What is ml5?
ml5.js, spearheaded by New York University’s Associate Professor, Daniel Shiffman, stands as a collaborative effort within the NYU Interactive Telecommunications Program (ITP) community. It emerged from a collective vision to democratize machine learning, making it more accessible and inclusive for artists, creative coders, students, and beyond.

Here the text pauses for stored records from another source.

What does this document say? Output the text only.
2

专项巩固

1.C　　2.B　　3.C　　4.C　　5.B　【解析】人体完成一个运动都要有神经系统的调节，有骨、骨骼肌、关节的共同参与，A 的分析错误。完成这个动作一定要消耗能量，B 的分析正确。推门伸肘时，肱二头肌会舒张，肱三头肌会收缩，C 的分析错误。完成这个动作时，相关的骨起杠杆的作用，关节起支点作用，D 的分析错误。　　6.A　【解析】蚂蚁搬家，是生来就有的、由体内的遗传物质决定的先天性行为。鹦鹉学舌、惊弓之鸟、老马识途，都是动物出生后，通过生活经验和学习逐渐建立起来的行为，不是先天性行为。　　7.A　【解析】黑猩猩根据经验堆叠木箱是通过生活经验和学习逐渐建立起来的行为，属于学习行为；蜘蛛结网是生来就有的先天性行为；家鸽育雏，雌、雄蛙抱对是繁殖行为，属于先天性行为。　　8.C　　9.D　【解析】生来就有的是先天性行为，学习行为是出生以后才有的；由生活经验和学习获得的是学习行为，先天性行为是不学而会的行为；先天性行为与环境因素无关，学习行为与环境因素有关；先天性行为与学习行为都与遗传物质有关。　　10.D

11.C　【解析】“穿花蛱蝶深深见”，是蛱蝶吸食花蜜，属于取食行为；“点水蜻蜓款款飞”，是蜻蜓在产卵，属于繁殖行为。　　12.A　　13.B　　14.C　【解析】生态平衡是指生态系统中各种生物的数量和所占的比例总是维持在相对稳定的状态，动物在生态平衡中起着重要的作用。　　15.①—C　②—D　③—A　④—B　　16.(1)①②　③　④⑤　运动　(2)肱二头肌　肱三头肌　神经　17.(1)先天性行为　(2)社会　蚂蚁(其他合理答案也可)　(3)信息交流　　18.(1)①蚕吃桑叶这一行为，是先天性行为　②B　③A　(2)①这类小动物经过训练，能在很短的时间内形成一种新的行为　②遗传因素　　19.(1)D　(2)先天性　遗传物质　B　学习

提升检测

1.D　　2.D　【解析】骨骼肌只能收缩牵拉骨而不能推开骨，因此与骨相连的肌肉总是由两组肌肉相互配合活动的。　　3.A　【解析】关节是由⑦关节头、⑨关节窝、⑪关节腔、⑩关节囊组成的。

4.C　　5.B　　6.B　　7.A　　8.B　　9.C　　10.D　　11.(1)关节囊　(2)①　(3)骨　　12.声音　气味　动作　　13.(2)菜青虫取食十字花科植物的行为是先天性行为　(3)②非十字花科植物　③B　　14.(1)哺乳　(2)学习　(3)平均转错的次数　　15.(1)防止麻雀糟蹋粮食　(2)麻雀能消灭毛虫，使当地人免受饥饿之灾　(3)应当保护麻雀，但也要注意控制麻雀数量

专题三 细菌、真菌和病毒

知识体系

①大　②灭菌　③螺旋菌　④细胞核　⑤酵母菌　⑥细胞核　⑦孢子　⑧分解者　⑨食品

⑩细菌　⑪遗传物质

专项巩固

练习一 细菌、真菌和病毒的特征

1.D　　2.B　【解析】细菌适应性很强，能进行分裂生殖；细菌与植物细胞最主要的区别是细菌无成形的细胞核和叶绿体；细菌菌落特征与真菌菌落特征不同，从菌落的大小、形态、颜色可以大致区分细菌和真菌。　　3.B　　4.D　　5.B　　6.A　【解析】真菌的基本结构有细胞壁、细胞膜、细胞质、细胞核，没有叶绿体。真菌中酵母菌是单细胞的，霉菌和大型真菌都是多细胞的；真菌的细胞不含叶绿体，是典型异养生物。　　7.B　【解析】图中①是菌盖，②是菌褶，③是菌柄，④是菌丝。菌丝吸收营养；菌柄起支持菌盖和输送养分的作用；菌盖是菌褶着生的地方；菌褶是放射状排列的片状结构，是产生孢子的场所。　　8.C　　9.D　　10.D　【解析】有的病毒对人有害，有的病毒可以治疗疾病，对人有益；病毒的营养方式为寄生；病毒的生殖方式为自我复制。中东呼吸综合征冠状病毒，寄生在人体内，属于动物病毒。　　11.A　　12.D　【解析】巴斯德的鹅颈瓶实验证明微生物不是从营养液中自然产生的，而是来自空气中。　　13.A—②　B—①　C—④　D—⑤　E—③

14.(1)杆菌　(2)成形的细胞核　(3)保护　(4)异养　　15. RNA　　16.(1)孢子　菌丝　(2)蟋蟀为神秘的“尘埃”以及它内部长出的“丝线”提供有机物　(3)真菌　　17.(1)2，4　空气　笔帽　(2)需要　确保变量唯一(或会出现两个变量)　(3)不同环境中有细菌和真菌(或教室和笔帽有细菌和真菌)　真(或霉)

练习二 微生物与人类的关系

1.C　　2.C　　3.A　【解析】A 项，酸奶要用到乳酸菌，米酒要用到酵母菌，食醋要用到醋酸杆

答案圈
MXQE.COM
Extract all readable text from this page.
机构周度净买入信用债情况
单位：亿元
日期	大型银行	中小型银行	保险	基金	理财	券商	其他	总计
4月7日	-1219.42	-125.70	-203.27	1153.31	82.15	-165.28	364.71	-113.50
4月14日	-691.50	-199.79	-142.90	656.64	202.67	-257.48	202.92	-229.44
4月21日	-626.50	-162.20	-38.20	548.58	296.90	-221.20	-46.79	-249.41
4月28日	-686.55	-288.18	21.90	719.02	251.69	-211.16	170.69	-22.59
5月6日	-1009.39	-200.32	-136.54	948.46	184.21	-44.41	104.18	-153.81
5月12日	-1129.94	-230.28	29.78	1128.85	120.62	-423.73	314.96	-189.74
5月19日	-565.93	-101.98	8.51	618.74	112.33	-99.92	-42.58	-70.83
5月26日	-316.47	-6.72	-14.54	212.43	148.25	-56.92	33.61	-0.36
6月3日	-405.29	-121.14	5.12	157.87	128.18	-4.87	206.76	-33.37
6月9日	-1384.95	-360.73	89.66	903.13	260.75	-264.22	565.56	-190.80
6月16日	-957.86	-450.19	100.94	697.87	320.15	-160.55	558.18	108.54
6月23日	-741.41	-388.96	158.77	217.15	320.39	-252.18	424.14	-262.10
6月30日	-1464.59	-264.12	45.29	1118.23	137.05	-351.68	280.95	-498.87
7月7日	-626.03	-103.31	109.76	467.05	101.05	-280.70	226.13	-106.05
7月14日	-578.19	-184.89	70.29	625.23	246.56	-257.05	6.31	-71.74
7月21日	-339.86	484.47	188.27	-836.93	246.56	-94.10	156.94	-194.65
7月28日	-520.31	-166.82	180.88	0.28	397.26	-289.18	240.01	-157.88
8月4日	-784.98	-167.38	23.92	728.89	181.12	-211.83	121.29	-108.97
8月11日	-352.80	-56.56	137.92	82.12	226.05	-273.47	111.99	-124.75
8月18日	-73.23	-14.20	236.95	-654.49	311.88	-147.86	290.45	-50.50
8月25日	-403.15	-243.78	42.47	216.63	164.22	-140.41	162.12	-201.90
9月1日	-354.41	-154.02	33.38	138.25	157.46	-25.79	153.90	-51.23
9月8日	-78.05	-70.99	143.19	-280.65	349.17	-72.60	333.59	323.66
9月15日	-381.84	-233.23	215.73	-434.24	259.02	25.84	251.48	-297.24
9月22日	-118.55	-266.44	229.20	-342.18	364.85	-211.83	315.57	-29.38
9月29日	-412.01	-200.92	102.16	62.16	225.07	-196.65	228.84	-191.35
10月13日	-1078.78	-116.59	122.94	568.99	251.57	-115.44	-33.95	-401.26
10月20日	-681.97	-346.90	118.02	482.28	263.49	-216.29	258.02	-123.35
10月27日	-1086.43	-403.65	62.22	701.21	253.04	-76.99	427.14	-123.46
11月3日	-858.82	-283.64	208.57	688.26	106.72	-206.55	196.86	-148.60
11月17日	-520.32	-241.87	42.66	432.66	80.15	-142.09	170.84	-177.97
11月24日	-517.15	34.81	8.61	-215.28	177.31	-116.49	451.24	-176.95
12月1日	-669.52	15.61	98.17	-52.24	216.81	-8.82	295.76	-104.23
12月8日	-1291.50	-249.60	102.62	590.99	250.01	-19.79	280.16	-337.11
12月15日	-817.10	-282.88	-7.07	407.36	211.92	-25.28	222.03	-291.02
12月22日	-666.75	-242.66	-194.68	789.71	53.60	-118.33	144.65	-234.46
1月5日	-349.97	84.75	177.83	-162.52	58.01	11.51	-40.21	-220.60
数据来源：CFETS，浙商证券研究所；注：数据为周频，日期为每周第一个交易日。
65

Built on TensorFlow.js, ml5.js simplifies the utilization of machine learning models in web browsers, aiming at reducing the learning curve often faced by beginner programmers and artists. The ml5 library streamlines the process, eliminating the need for boilerplate code and intricate configurations. It also seamlessly integrates with Processing Foundations JavaScript graphics library, p5.js, enabling a spectrum of creative possibilities.
My Contributions
My journey with ml5.js started in the spring of 2023. When I joined the team, the library was undermaintained for some time, and many of its features have become outdated amidst the rapid evolution of machine learning technology. Our team embarked on a journey to rebuild the library from the ground up, introducing new and improved features.
Within our small team, I wore multiple hats — designing the API, writing documentation, implementing new features, addressing bugs, and optimizing performance. Notably, I adapted pretrained models such as TensorFlow's Hand Pose Detection and Image Segmentation, enhancing the library's functionality.
The Future
Since my involvement with ml5, we made an alpha release of the revamped library. The updated machine learning models deliver faster and more accurate inferences. Our sights are set on achieving a full public release of the updated library. Beyond coding, I am committed to making machine learning more accessible and approachable for everyone.